Anna Alisi; Guido Carpino; Valerio Nobili


Curr Opin Gastroenterol. 2013;29(3):279-284. 

In This Article

Diagnostic Routes for Paediatric Nonalcoholic Steatohepatitis

The epidemic proportion of paediatric NAFLD prevalence, together with the evidence of its long-term effect on severe organ damage, emphasizes the need for a precise and early diagnosis. Fortunately, this last year has been highly successful in this regard. In fact, both European and American associations have proposed their guidelines for diagnosis of paediatric NAFLD.[37,38] There are several common elements among the two management plans. As for adults, children and adolescents with persistently altered (>6 months) liver function tests should be tested for alternative causes of liver disease before proceeding with the diagnostic flowchart for NAFLD. Definite diagnosis of paediatric NAFLD requires liver biopsy, at least before starting the therapy. However, as in adults, the use of noninvasive biomarkers or imaging techniques to identify those individuals at a risk for more rapid progression or severe disease, and for the screening of response to lifestyle interventions and/or pharmacological treatments is recommended. However, the position paper of the ESPGHAN is more clear about diagnostic steps required for children with suspected NAFLD. As reported in Fig. 1, the diagnostic algorithm for paediatric NAFLD includes abdominal ultrasound and liver function tests, followed by the exclusion of other liver diseases; high-risk children (overweight/obese) with normal ultrasound liver function tests should still be monitored; liver biopsy is recommended in cases of clinically suspected advanced liver disease, before therapy, and as part of clinical research trial.

Figure 1.

Diagnostic flowchart based on the ESPGHAN practice guideline for nonalcoholic fatty liver disease.

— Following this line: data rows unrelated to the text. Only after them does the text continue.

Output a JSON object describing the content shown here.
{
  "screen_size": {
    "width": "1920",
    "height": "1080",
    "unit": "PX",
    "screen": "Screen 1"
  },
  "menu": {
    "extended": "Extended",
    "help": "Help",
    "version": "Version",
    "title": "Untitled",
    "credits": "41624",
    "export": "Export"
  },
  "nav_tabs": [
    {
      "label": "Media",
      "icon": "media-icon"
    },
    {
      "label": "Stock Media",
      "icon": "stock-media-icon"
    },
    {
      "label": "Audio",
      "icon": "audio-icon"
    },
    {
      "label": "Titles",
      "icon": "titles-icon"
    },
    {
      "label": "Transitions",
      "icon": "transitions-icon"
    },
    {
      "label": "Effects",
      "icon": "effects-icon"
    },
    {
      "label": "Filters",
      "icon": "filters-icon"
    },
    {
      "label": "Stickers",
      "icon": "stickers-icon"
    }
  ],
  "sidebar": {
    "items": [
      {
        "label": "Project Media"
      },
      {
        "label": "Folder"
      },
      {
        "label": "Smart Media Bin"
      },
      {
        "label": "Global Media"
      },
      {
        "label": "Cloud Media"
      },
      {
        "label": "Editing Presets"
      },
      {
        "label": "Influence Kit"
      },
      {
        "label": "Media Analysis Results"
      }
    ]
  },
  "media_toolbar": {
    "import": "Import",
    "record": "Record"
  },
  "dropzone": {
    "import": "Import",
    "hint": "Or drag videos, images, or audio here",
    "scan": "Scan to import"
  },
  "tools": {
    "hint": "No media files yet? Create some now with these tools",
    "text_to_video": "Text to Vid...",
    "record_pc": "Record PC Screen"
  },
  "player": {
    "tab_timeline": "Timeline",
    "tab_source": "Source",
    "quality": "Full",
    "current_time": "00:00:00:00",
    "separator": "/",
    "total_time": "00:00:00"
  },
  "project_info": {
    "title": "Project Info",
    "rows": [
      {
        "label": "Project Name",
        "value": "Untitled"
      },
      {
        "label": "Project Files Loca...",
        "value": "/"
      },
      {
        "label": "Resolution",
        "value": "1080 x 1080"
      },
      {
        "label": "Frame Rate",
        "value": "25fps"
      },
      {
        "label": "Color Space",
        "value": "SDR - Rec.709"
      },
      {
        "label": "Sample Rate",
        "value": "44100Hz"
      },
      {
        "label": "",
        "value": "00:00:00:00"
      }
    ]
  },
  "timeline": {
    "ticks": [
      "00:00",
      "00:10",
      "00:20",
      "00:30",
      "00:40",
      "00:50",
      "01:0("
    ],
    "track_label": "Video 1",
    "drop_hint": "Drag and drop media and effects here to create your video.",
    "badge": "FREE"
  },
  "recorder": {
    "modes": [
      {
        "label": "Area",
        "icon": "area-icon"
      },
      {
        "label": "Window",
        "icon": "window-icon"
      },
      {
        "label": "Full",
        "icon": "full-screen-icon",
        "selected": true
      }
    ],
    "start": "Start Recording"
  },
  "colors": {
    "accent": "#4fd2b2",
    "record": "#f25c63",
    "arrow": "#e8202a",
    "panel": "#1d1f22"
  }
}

Scores for Paediatric Nonalcoholic Fatty Liver Disease

Scores for paediatric NAFLD are of two types: the paediatric NAFLD fibrosis index (PNFI) that, based on anthropometrics (age and waist circumference) and on noninvasive serum markers (triglycerides), is able to predict liver fibrosis risk in children with NAFLD;[39] and the very new Paediatric NAFLD Histological Score or PNHS that, with an excellent correlation to NASH presence, is the optimal choice for histological grading of NAFLD in children.[40]